Due to this, such a budgeting process is also termed an “authoritative” or “non-participative” budget.
This type of budgeting process is useful for those organizations;
- which are newly formed,
- whose business is not spread at a large scale,
- where the lower management themselves are not interested in the process of making a budget or who are not technically capable so that they are included in the budget preparation process? And,
- where only the senior management level has access to the information required in the budget preparation.
Process of Top-down Budgeting:
- The top-down budgeting process begins with senior management meetings that come up with the objectives for the year. They decide on high-level targets for the company in terms of sales, expenses, and profits.

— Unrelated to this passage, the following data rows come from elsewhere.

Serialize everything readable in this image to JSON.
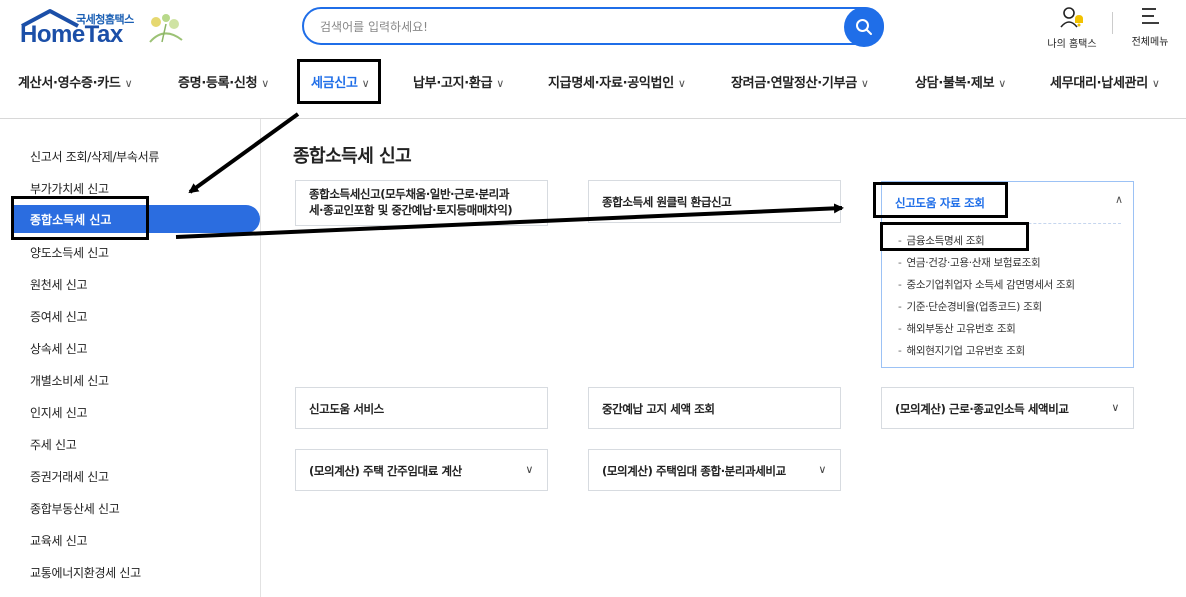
{
  "header": {
    "logo_small": "국세청홈택스",
    "logo_big": "HomeTax",
    "search_placeholder": "검색어를 입력하세요!",
    "my_hometax_label": "나의 홈택스",
    "all_menu_label": "전체메뉴"
  },
  "gnb": {
    "items": [
      {
        "label": "계산서·영수증·카드"
      },
      {
        "label": "증명·등록·신청"
      },
      {
        "label": "세금신고"
      },
      {
        "label": "납부·고지·환급"
      },
      {
        "label": "지급명세·자료·공익법인"
      },
      {
        "label": "장려금·연말정산·기부금"
      },
      {
        "label": "상담·불복·제보"
      },
      {
        "label": "세무대리·납세관리"
      }
    ],
    "active_index": 2
  },
  "sidebar": {
    "items": [
      {
        "label": "신고서 조회/삭제/부속서류"
      },
      {
        "label": "부가가치세 신고"
      },
      {
        "label": "종합소득세 신고"
      },
      {
        "label": "양도소득세 신고"
      },
      {
        "label": "원천세 신고"
      },
      {
        "label": "증여세 신고"
      },
      {
        "label": "상속세 신고"
      },
      {
        "label": "개별소비세 신고"
      },
      {
        "label": "인지세 신고"
      },
      {
        "label": "주세 신고"
      },
      {
        "label": "증권거래세 신고"
      },
      {
        "label": "종합부동산세 신고"
      },
      {
        "label": "교육세 신고"
      },
      {
        "label": "교통에너지환경세 신고"
      }
    ],
    "active_index": 2
  },
  "main": {
    "title": "종합소득세 신고",
    "cards": {
      "c1_line1": "종합소득세신고(모두채움·일반·근로·분리과",
      "c1_line2": "세·종교인포함 및 중간예납·토지등매매차익)",
      "c2": "종합소득세 원클릭 환급신고",
      "c4": "신고도움 서비스",
      "c5": "중간예납 고지 세액 조회",
      "c6": "(모의계산) 근로·종교인소득 세액비교",
      "c7": "(모의계산) 주택 간주임대료 계산",
      "c8": "(모의계산) 주택임대 종합·분리과세비교"
    },
    "open_card": {
      "title": "신고도움 자료 조회",
      "subitems": [
        {
          "label": "금융소득명세 조회"
        },
        {
          "label": "연금·건강·고용·산재 보험료조회"
        },
        {
          "label": "중소기업취업자 소득세 감면명세서 조회"
        },
        {
          "label": "기준·단순경비율(업종코드) 조회"
        },
        {
          "label": "해외부동산 고유번호 조회"
        },
        {
          "label": "해외현지기업 고유번호 조회"
        }
      ]
    }
  },
  "icons": {
    "search": "search-icon",
    "user_bell": "user-bell-icon",
    "menu": "hamburger-menu-icon",
    "chevron": "chevron-down-icon",
    "chevron_up": "chevron-up-icon"
  },
  "colors": {
    "accent": "#1f6ee8",
    "active_bg": "#2b6de0",
    "logo": "#1b4fa8",
    "annotation": "#000000"
  }
}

- They use the previous year’s financial statements and budget as a benchmark for making allocations to different departments so if any department was responsible for 20% of the operating expenses last year, it will likely see a budget target of 20% of the total operating expenses approved for this department in the high-level budget for the current year as well.
- Senior management may take suggestions from lower-level managers of different departments because they will have to implement this budget once finalized so their point of view during the budget process must also be taken and considered.

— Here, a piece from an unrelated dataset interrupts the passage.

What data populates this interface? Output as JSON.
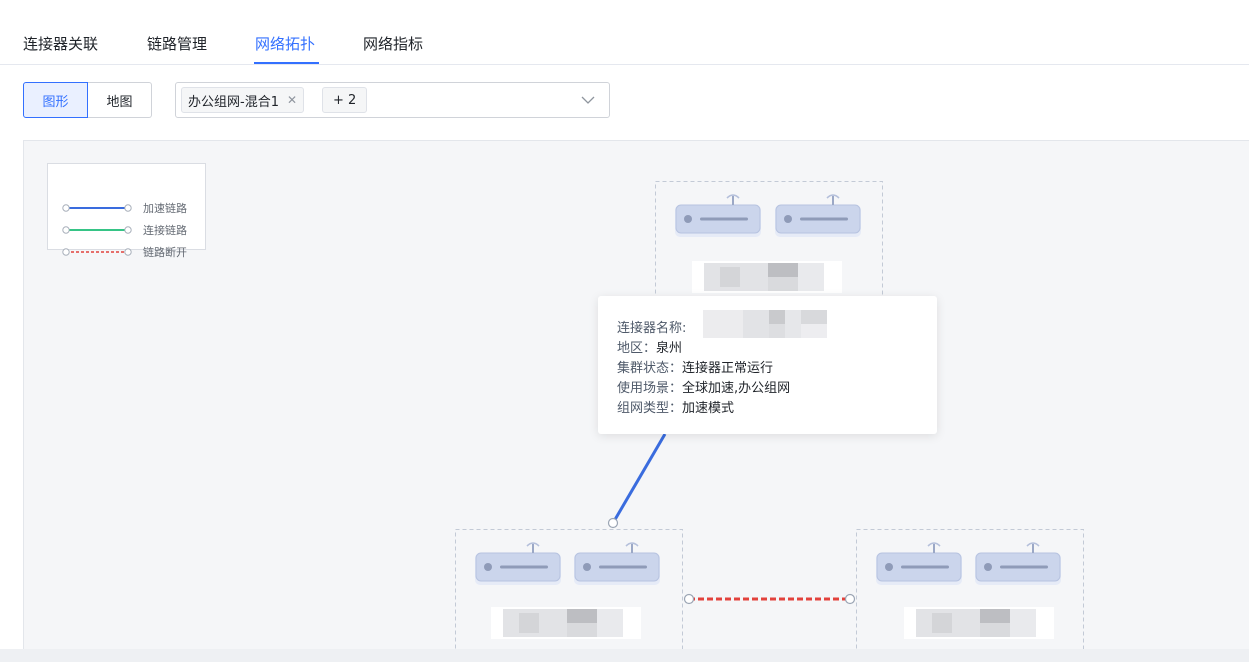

- Prevailing economic conditions, amendments in tax laws, an increase/decrease in salary costs, and other internal and external factors must be considered during the budgeting process.
- The finance department then allocates the budget to different departments of the company. They may use the previous year’s figures to split the allocations.
- Managers of all departments then have to set their targets and develop their budgets, once the finance department assigns allocations to various departments.
- Each department within the company is then required to submit its budgets to the finance department for harmonization, first consolidating different departments’ budgets and then assessing them critically to ensure they are parallel to the company’s overall objectives.
- If there are departments with less or excess budgets, the finance department may send the budgets back for alteration after assessment, and the allocations may then be adjusted. For example, suppose the manager of one department has made a good case for his cost allocation being insufficient for him to meet revenue goals. In that case, that department’s allocation may be adjusted with a corresponding decrease in other departments’ allowed expenses.
- The newly prepared incremental budget is loaded onto the financial system to track monthly expenditures once the department budgets are finalized unanimously by senior and low-level management.
- Information related to the progress towards revenue goals of each department is received along with the corresponding details of expenses they have utilized and how much they were allowed to utilize. All this information is received every month.
Advantages of Top-down budgeting:
- Rather than wasting the time creating a budget from the start, lower-level managers are given an already-formulated budget for implementation. Both time and resources can be saved that the managers would’ve had to use to prepare the budget. Top-down budgeting saves time for lower management.
- Under top-down budgeting, management creates a single budget, instead of allowing each department to create its budget and then combine them later. Hence, it is less tedious since senior management formulates only one budget that other departments have to follow. Hence top-down budgeting is a quicker and speedy process than bottom-up budgeting.
- Top-down budgeting helps to overcome interdepartmental issues since only senior management takes the overall responsibility of preparing the budget.
- Top-down budgeting focuses more on the overall growth of the organization.
- This budgeting process allows senior management to keep full financial control over the budget and resources.
Disadvantages of Top-down Budgeting:
- Managers who are made responsible for the implementation of this budget are not invited to give their opinion in the budget-making process hence the level of motivation of these lower managers decreases. The managers were not allowed to participate in the budget preparation and may, therefore, lack incentive to ensure its successful implementation.
- In the day-to-day operations of individual departments, senior management is not involved, hence in actuality they do not have any idea and are completely unaware of the expenses detail of each department, therefore, it becomes extremely difficult for the lower management in the implementation phase of the budget since they are completely oblivious what senior management has determined and on which basis, they have set the targets. There may also be the possibility that the budget prepared by the top-level management may not be based on logical calculations which may lead to over and under-allocation of the resources.
- In this budgeting approach, most staff feel demotivated and dejected as their input is not valued in the budget preparation. They may view it as being forcibly imposed on them to implement it.
- Directors and department heads who disagree with senior-level management over financial issues may cause a disturbance in the workplace which may lead to inefficiency and poor performance of the employees and subsequently expose the company to the risk of non-achievement of targets and objectives.